Em artigo publicado no Journal of Epilepsy and Clinical Neurophysiology, especialistas da Universidade Federal de São Paulo (Unifesp) procuram derrubar o preconceito criado em torno da prática de alguns esportes de contato, como o judô, entre os indivíduos com epilepsia, uma doença que afeta 1 % da população mundial.

De acordo com os profissionais, vários estudos apontam os benefícios da atividade física a esses pacientes. Apesar da recomendação pela prática esportiva, o estigma persiste e as pessoas com epilepsia ainda continuam menos ativas que a população geral.

Apesar dos inegáveis benefícios dos exercícios físicos para a saúde, uma atitude superprotetora em relação às pessoas com epilepsia normalmente evita a participação em atividades esportivas, por medo de que o exercício desencadeie crises ou provoque lesões durante a prática. Entretanto, vários estudos têm sugerido que o exercício confere um efeito protetor a esses pacientes, reduzindo a atividade epiléptica.

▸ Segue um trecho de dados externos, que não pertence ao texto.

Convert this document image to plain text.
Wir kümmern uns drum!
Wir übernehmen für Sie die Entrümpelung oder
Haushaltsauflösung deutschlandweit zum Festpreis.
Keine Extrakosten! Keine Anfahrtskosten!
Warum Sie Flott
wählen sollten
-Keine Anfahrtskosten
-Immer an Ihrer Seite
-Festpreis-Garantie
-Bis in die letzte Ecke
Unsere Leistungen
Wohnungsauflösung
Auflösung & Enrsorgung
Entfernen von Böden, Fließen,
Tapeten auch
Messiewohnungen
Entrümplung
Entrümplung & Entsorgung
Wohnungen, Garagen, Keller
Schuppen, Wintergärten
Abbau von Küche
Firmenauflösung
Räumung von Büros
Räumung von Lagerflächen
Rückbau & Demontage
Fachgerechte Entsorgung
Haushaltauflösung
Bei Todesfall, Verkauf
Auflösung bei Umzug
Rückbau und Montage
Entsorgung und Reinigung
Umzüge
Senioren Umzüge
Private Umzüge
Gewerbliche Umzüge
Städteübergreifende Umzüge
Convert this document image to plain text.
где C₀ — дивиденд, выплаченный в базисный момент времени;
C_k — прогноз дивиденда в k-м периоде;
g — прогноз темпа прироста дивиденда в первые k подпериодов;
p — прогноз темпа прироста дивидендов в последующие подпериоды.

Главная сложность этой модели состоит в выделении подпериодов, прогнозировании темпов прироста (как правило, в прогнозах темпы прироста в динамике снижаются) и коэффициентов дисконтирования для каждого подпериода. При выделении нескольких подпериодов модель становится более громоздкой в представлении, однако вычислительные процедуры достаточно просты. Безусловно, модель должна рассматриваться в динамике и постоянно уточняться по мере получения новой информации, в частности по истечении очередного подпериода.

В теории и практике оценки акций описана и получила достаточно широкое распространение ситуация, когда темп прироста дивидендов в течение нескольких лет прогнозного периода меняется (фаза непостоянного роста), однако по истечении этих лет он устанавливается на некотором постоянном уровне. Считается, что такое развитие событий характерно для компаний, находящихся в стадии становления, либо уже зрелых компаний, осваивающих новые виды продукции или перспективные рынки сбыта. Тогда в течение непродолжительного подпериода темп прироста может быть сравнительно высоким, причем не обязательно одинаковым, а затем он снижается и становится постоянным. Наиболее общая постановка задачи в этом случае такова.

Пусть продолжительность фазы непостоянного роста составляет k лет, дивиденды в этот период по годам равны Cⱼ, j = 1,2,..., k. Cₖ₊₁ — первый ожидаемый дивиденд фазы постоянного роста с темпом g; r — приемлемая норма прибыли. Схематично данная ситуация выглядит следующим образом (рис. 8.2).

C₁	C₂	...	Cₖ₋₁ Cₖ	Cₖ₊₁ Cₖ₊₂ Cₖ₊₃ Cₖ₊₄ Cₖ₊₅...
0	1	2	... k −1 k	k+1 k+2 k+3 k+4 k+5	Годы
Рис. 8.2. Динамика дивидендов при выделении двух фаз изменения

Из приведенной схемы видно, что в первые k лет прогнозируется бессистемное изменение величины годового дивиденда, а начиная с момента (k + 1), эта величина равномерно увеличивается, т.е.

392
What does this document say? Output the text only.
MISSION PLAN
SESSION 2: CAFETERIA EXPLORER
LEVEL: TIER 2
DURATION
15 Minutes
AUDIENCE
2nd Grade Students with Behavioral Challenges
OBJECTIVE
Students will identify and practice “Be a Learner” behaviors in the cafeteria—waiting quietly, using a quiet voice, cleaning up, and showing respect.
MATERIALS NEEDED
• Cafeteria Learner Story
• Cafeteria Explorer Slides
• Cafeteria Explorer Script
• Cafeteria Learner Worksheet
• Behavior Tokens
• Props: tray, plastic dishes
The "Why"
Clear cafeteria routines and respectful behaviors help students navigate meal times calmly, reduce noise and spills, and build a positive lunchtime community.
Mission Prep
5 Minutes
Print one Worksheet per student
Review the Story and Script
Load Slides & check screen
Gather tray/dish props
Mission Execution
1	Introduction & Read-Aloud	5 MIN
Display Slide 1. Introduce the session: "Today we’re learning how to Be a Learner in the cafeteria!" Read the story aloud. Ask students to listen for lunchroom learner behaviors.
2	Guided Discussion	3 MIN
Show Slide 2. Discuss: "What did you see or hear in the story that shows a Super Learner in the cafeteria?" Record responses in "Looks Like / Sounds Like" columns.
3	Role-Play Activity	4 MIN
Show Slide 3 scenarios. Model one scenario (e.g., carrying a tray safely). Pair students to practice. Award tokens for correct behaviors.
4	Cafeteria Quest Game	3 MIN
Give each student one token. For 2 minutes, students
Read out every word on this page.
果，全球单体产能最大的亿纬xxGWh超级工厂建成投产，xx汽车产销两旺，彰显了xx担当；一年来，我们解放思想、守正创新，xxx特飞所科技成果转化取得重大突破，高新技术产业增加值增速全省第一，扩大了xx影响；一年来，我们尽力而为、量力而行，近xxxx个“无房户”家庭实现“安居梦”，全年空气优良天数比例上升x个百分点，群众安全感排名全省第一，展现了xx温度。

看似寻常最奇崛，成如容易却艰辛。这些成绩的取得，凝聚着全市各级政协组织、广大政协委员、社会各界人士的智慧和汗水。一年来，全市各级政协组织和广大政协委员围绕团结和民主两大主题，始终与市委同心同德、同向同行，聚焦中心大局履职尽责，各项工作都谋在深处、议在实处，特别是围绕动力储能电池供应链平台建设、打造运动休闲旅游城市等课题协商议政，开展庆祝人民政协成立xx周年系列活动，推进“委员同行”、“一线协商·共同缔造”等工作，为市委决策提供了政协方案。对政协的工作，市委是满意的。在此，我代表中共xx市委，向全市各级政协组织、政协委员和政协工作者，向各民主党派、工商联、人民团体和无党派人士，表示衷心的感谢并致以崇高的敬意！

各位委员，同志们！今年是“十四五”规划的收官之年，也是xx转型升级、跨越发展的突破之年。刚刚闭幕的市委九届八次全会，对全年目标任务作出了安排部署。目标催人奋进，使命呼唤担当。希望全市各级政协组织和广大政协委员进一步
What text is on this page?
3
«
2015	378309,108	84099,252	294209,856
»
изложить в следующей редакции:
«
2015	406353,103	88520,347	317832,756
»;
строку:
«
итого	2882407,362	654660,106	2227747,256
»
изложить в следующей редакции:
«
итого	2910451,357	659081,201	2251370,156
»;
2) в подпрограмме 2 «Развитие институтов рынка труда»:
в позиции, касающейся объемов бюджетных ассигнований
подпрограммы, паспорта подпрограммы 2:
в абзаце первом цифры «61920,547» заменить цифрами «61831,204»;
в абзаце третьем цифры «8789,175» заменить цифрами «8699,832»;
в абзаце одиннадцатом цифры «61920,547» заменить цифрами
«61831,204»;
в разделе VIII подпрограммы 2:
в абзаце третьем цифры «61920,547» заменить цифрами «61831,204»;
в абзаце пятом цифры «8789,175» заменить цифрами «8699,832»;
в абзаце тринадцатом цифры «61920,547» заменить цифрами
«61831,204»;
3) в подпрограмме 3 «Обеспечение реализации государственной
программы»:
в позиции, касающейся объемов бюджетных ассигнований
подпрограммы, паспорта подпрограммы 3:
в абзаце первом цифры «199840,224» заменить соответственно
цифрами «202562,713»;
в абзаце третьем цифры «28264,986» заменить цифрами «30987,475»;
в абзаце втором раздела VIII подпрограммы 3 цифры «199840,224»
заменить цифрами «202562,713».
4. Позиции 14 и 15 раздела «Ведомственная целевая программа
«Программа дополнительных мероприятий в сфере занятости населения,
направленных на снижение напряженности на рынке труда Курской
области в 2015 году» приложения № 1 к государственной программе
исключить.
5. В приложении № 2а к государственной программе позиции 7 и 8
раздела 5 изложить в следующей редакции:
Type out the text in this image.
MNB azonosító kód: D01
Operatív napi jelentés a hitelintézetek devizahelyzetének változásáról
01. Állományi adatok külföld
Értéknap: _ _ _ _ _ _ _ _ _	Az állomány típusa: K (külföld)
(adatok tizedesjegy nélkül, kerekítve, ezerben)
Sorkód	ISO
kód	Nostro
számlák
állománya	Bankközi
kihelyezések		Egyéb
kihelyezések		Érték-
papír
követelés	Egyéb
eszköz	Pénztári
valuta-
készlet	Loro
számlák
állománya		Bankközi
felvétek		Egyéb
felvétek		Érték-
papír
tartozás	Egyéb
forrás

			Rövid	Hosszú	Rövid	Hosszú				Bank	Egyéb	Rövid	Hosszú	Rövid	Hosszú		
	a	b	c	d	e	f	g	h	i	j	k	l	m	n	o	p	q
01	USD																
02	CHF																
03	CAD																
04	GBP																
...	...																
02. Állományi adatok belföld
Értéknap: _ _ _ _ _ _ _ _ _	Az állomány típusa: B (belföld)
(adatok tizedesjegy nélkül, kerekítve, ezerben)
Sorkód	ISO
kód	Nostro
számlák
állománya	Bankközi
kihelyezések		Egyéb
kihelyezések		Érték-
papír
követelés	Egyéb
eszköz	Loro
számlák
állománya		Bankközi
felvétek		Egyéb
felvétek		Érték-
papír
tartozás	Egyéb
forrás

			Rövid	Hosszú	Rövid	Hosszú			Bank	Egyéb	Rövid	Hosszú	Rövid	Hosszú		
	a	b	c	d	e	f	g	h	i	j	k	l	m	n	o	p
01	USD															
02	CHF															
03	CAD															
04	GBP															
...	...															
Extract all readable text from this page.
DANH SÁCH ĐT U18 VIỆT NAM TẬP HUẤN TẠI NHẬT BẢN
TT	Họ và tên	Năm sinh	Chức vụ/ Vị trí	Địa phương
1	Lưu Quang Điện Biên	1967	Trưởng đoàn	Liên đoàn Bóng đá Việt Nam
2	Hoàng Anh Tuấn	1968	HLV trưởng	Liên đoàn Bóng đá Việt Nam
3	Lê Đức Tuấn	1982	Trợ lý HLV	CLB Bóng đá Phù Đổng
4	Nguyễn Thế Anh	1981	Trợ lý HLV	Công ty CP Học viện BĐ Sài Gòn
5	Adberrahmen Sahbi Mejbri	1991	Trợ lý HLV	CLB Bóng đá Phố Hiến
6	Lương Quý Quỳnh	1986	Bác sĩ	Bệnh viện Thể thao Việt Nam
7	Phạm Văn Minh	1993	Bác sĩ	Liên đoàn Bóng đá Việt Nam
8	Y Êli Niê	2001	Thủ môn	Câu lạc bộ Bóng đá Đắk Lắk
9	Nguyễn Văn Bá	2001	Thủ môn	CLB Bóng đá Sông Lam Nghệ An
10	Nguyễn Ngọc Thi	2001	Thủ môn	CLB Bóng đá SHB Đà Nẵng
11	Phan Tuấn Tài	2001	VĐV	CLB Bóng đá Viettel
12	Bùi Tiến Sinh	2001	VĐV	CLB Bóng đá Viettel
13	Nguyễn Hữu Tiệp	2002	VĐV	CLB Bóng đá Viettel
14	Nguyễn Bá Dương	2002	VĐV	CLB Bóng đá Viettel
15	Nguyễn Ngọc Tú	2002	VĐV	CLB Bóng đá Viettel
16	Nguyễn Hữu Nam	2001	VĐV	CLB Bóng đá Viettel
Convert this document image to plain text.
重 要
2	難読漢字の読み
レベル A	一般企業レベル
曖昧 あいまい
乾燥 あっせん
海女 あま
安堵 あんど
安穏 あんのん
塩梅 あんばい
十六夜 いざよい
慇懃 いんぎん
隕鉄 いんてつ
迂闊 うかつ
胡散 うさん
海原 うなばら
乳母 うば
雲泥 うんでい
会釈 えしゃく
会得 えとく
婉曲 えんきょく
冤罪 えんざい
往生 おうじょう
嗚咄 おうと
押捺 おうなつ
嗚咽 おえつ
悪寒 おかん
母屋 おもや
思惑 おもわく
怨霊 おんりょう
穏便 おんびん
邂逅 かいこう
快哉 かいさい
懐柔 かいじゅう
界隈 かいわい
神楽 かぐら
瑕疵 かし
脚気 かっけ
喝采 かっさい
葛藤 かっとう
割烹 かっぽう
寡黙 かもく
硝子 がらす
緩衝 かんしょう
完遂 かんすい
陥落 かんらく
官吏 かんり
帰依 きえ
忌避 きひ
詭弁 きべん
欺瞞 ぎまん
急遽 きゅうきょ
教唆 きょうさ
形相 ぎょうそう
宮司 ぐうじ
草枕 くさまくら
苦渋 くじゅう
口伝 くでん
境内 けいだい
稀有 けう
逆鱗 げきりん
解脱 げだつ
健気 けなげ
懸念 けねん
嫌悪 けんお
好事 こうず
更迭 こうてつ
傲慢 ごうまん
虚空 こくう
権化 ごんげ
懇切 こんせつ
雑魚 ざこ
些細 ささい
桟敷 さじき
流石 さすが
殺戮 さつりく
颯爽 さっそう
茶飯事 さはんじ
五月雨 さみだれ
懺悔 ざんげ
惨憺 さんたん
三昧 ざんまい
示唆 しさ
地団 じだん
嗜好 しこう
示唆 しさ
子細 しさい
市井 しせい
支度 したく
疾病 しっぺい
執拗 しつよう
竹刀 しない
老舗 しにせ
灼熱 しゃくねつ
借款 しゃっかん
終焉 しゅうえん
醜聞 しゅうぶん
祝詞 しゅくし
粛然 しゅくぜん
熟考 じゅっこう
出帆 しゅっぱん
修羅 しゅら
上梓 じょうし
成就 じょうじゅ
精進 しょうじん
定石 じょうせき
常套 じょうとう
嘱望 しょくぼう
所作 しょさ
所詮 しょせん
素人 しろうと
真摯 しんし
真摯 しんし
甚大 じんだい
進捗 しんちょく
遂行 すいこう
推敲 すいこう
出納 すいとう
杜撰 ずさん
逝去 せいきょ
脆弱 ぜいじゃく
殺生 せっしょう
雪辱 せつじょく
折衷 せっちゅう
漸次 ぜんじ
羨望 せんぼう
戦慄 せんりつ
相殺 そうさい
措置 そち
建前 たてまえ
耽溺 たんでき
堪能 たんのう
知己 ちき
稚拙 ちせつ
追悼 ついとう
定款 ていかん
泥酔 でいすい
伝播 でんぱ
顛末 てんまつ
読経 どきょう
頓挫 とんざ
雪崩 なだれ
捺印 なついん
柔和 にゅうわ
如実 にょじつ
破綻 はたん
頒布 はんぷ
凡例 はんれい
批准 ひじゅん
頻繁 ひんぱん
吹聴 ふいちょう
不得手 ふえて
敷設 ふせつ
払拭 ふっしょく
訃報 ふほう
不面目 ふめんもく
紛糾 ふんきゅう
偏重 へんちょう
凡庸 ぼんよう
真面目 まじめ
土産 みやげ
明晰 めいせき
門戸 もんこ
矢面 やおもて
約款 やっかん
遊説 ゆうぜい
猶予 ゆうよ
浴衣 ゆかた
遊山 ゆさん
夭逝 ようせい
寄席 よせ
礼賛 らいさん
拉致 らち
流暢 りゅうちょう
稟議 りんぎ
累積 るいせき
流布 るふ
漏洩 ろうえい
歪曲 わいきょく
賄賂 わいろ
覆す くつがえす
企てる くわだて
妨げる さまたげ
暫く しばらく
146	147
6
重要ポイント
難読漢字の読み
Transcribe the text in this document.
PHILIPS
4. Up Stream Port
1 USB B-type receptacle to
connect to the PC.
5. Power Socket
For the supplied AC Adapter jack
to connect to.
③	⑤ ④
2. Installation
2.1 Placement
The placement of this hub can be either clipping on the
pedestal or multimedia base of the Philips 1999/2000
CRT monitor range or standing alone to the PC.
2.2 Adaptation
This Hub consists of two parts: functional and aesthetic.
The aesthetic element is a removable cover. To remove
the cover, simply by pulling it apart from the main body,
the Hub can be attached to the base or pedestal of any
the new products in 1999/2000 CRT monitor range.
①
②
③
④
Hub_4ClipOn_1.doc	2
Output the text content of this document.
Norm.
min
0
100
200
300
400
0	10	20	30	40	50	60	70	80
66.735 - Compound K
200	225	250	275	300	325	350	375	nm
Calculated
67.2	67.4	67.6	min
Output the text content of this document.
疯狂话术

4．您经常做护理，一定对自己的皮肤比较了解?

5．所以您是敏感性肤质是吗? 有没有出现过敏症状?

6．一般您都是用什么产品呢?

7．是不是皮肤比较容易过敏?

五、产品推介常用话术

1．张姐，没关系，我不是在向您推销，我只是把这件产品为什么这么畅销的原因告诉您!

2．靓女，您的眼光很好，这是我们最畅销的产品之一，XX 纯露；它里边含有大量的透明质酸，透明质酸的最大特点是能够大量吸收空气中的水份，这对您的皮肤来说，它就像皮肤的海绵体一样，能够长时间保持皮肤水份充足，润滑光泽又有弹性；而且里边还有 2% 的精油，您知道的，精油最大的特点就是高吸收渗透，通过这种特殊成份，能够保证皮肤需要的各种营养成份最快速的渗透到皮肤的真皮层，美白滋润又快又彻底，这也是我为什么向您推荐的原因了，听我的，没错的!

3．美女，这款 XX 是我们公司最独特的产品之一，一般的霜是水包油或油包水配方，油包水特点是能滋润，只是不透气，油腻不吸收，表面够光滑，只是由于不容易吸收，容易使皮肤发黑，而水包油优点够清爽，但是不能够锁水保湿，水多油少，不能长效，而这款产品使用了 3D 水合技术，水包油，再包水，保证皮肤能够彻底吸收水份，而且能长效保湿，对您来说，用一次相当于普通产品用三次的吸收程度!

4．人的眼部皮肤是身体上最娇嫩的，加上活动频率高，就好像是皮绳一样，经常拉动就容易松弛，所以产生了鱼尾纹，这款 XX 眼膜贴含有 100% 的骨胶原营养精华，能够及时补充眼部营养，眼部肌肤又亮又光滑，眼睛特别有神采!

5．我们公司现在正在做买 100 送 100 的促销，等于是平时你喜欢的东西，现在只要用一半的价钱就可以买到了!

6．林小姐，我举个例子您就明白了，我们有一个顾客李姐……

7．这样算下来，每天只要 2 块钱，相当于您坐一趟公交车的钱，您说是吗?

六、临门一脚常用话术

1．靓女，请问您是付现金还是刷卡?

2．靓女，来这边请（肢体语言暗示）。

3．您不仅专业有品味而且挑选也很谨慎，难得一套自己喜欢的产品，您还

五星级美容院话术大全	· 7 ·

Os neurocientistas Ricardo Mario Arida, professor adjunto do Departamento de Fisiologia, e Fulvio Alexandre Scorza, professor adjunto da Disciplina de Neurologia Experimental e judoca sênior, explicam que esses indivíduos estão propensos a apresentar menos crises quando estão ativamente ocupados e que poucas crises ocorrem durante a atividade mental e física, quando comparadas com períodos de repouso.

A associação entre exercício e sensação de bem-estar tem sido freqüentemente atribuída ao aumento do neurotransmissor beta-endorfina no sistema nervoso central, atuando, assim, como anticonvulsivante”, afirma Scorza. “Além disso, os indivíduos com epilepsia podem ter os mesmos benefícios de um programa de treinamento físico que qualquer pessoa, como o aumento da capacidade aeróbia e cardiopulmonar, redução de peso e de gordura corporal e aumento da auto-estima”.

De acordo com os pesquisadores, não existe uma freqüência de crises padrão para suspender ou contra-indicar a prática de exercícios. “Se o paciente apresentar crises semanais, por exemplo, o médico pode suspender a prática”, diz Arida. “Por outro lado, se o paciente tiver várias crises naquele mês e depois passar outros seis meses sem crises, os exercícios são indicados”. O mais importante, segundo os pesquisadores, é que o médico esteja ciente das atividades esportivas adequadas para cada tipo de paciente.

Judô X epilepsia

Arida e Scorza ...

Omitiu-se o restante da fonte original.